The spread of a computer virus among the Internet of Things (IoT) devices can be modeled as an Epidemic Containment (EC) game, where each owner decides the strategy, e.g., installing anti-virus software, to maximize his utility against the susceptible-infected-susceptible (SIS) model of the epidemics on graphs. The EC game’s canonical solution concepts are the Minimum/Maximum Nash Equilibria (MinNE/MaxNE). However, computing the exact MinNE/MaxNE is NP-hard, and only several heuristic algorithms are proposed to approximate the MinNE/MaxNE. To calculate the exact MinNE/MaxNE, we provide a thorough analysis of some special graphs and propose scalable and exact algorithms for general graphs.
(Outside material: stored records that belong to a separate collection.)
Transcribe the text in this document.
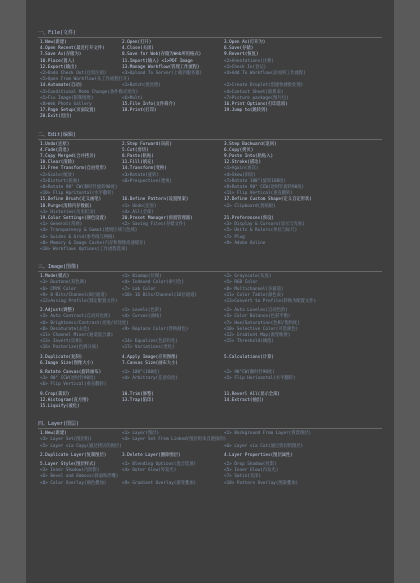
一、File(文件)
1.New(新建)	2.Open(打开)	3.Open As(打开为)
4.Open Recent(最近打开文件)	4.Close(关闭)	6.Save(存储)
7.Save As(存储为)	8.Save for Web(存储为Web所用格式)	9.Revert(恢复)
10.Place(置入)	11.Import(输入) <1>PDF Image	<2>Annotations(注释)
12.Export(输出)	13.Manage Workflow(管理工作流程)	<1>Check In(登记)
<2>Undo Check Out(还原注销)	<3>Upload To Server(上载到服务器)	<4>Add To Workflow(添加到工作流程)
<5>Open From Workflow(从工作流程打开)
14.Automate(自动)	<1>Batch(批处理)	<2>Create Droplet(创建快捷批处理)
<3>Conditional Mode Change(条件模式更改)	<4>Contact Sheet(联系表)
<5>Fix Image(限制图像)	<6>Multi	<7>Picture package(图片包)
<8>Web Photo Gallery	15.File Info(文件简介)	16.Print Options(打印选项)
17.Page Setup(页面设置)	18.Print(打印)	19.Jump to(跳转到)
20.Exit(退出)
二、Edit(编辑)
1.Undo(还原)	2.Step Forward(向前)	3.Step Backward(返回)
4.Fade(消退)	5.Cut(剪切)	6.Copy(拷贝)
7.Copy Merged(合并拷贝)	8.Paste(粘贴)	9.Paste Into(粘贴入)
10.Clear(清除)	11.Fill(填充)	12.Stroke(描边)
13.Free Transform(自由变形)	14.Transform(变换)	<1>Again(再次)
<2>Scale(缩放)	<3>Rotate(旋转)	<4>Skew(斜切)
<5>Distort(扭曲)	<6>Prespective(透视)	<7>Rotate 180°(旋转180度)
<8>Rotate 90° CW(顺时针旋转90度)	<9>Rotate 90° CCW(逆时针旋转90度)
<10> Flip Hpritontal(水平翻转)	<11> Flip Vertical(垂直翻转)
15.Define Brush(定义画笔)	16.Define Pattern(设置图案)	17.Define Custom Shape(定义自定形状)
18.Purge(清除内存数据)	<1> Undo(还原)	<2> Clipboard(剪贴板)
<3> Histories(历史纪录)	<4> All(全部)
19.Color Settings(颜色设置)	20.Preset Manager(预置管理器)	21.Preferences(预设)
<1> General(常规)	<2> Saving Files(存储文件)	<3> Display & Cursors(显示与光标)
<4> Transparency & Gamut(透明区域与色域)	<5> Units & Rulers(单位与标尺)
<6> Guides & Grid(参考线与网格)	<7> Plug
<8> Memory & Image Cache(内存和图像高速缓存)	<9> Adobe Online
<10> Workflows Options(工作流程选项)
三、Image(图像)
1.Mode(模式)	<1> Biamap(位图)	<2> Grayscale(灰度)
<3> Duotone(双色调)	<4> Indexed Color(索引色)	<5> RGB Color
<6> CMYK Color	<7> Lab Color	<8> Multichannel(多通道)
<9> 8 Bits/Channel(8位通道)	<10> 16 Bits/Channel(16位通道)	<11> Color Table(颜色表)
<12>Assing Profile(制定配置文件)	<13>Convert to Profile(转换为配置文件)
2.Adjust(调整)	<1> Levels(色阶)	<2> Auto Laveles(自动色阶)
<3> Auto Contrast(自动对比度)	<4> Curves(曲线)	<5> Color Balance(色彩平衡)
<6> Brightness/Contrast(亮度/对比度)	<7> Hue/Saturation(色相/饱和度)
<8> Desaturate(去色)	<9> Replace Color(替换颜色)	<10> Selective Color(可选颜色)
<11> Channel Mixer(通道混合器)	<12> Gradient Map(渐变映射)
<13> Invert(反相)	<14> Equalize(色彩均化)	<15> Threshold(阈值)
<16> Posterize(色调分离)	<17> Variations(变化)
3.Duplicate(复制)	4.Apply Image(应用图像)	5.Calculations(计算)
6.Image Size(图像大小)	7.Canvas Size(画布大小)
8.Rotate Canvas(旋转画布)	<1> 180°(180度)	<2> 90°CW(顺时针90度)
<3> 90° CCW(逆时针90度)	<4> Arbitrary(任意角度)	<5> Flip Horizontal(水平翻转)
<6> Flip Vertical(垂直翻转)
9.Crop(裁切)	10.Trim(修整)	11.Reverl All(显示全部)
12.Histogram(直方图)	13.Trap(陷印)	14.Extract(抽出)
15.Liquify(液化)
四、Layer(图层)
1.New(新建)	<1> Layer(图层)	<2> Background From Layer(背景图层)
<3> Layer Set(图层组)	<4> Layer Set From Linked(图层组来自链接的)
<5> Layer via Copy(通过拷贝的图层)	<6> Layer via Cut(通过剪切的图层)
2.Duplicate Layer(复制图层)	3.Delete Layer(删除图层)	4.Layer Properties(图层属性)
5.Layer Style(图层样式)	<1> Blending Options(混合选项)	<2> Drop Shadow(投影)
<3> Inner Shadow(内阴影)	<4> Outer Glow(外发光)	<5> Inner Glow(内发光)
<6> Bevel and Emboss(斜面和浮雕)	<7> Satin(光泽)
<8> Color Overlay(颜色叠加)	<9> Gradient Overlay(渐变叠加)	<10> Pattern Overlay(图案叠加)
Especially, our contributions are four-fold. First, we analytically give the MinNE/MaxNE for EC on special graphs based on spectral radius. Second, we provide an integer linear programming formulation (ILP) to determine MinNE/MaxNE for the general graphs with the small epidemic threshold. Third, we propose a branch-and-bound (BnB) framework to compute the exact MinNE/MaxNE in the general graphs with several heuristic methods to branch the variables. Fourth, we adopt NetShiled (NetS) method to approximate the MinNE to improve the scalability. Extensive experiments demonstrate that our BnB algorithm can outperform the naive enumeration method in scalability, and the NetS can improve the scalability significantly and outperform the previous heuristic method in solution quality.

中文翻译：

---

保护IoT网络成为流行病遏制游戏

可以将计算机病毒在物联网（IoT）设备之间的传播建模为一种流行病遏制（EC）游戏，在此游戏中，每个所有者都可以决定策略，例如安装防病毒软件，以最大程度地利用其对易受攻击的计算机的攻击力-图上流行病的易感感染（SIS）模型。EC游戏的规范解决方案概念是最小/最大纳什均衡（MinNE / MaxNE）。然而，计算精确的MinNE / MaxNE是NP困难的，并且仅提出了几种启发式算法来近似MinNE / MaxNE。为了计算精确的MinNE / MaxNE，我们提供了对一些特殊图形的透彻分析，并为一般图形提供了可扩展的精确算法。特别是，我们的贡献是四倍。首先，我们根据频谱半径在特殊图表上分析给出EC的MinNE / MaxNE。第二，我们提供一个整数线性规划公式（ILP）来确定具有流行病阈值的一般图的MinNE / MaxNE。第三，我们提出了一种分支定界（BnB）框架，使用几种启发式方法来对变量进行分支，以计算通用图中的精确MinNE / MaxNE。第四，我们采用NetShiled（NetS）方法对MinNE进行近似以提高可伸缩性。大量实验表明，我们的BnB算法在可伸缩性方面优于单纯的枚举方法，而NetS可以显着提高可伸缩性并在解决方案质量方面优于以前的启发式方法。我们提出了一种分支定界（BnB）框架，使用几种启发式方法来对变量进行分支，以计算通用图中的精确MinNE / MaxNE。第四，我们采用NetShiled（NetS）方法对MinNE进行近似以提高可伸缩性。大量实验表明，我们的BnB算法在可伸缩性方面优于单纯的枚举方法，而NetS可以显着提高可伸缩性并在解决方案质量方面优于以前的启发式方法。我们提出了一种分支定界（BnB）框架，使用几种启发式方法来对变量进行分支，以计算通用图中的精确MinNE / MaxNE。第四，我们采用NetShiled（NetS）方法对MinNE进行近似以提高可伸缩性。大量实验表明，我们的BnB算法在可伸缩性方面优于单纯的枚举方法，而NetS可以显着提高可伸缩性并在解决方案质量方面优于以前的启发式方法。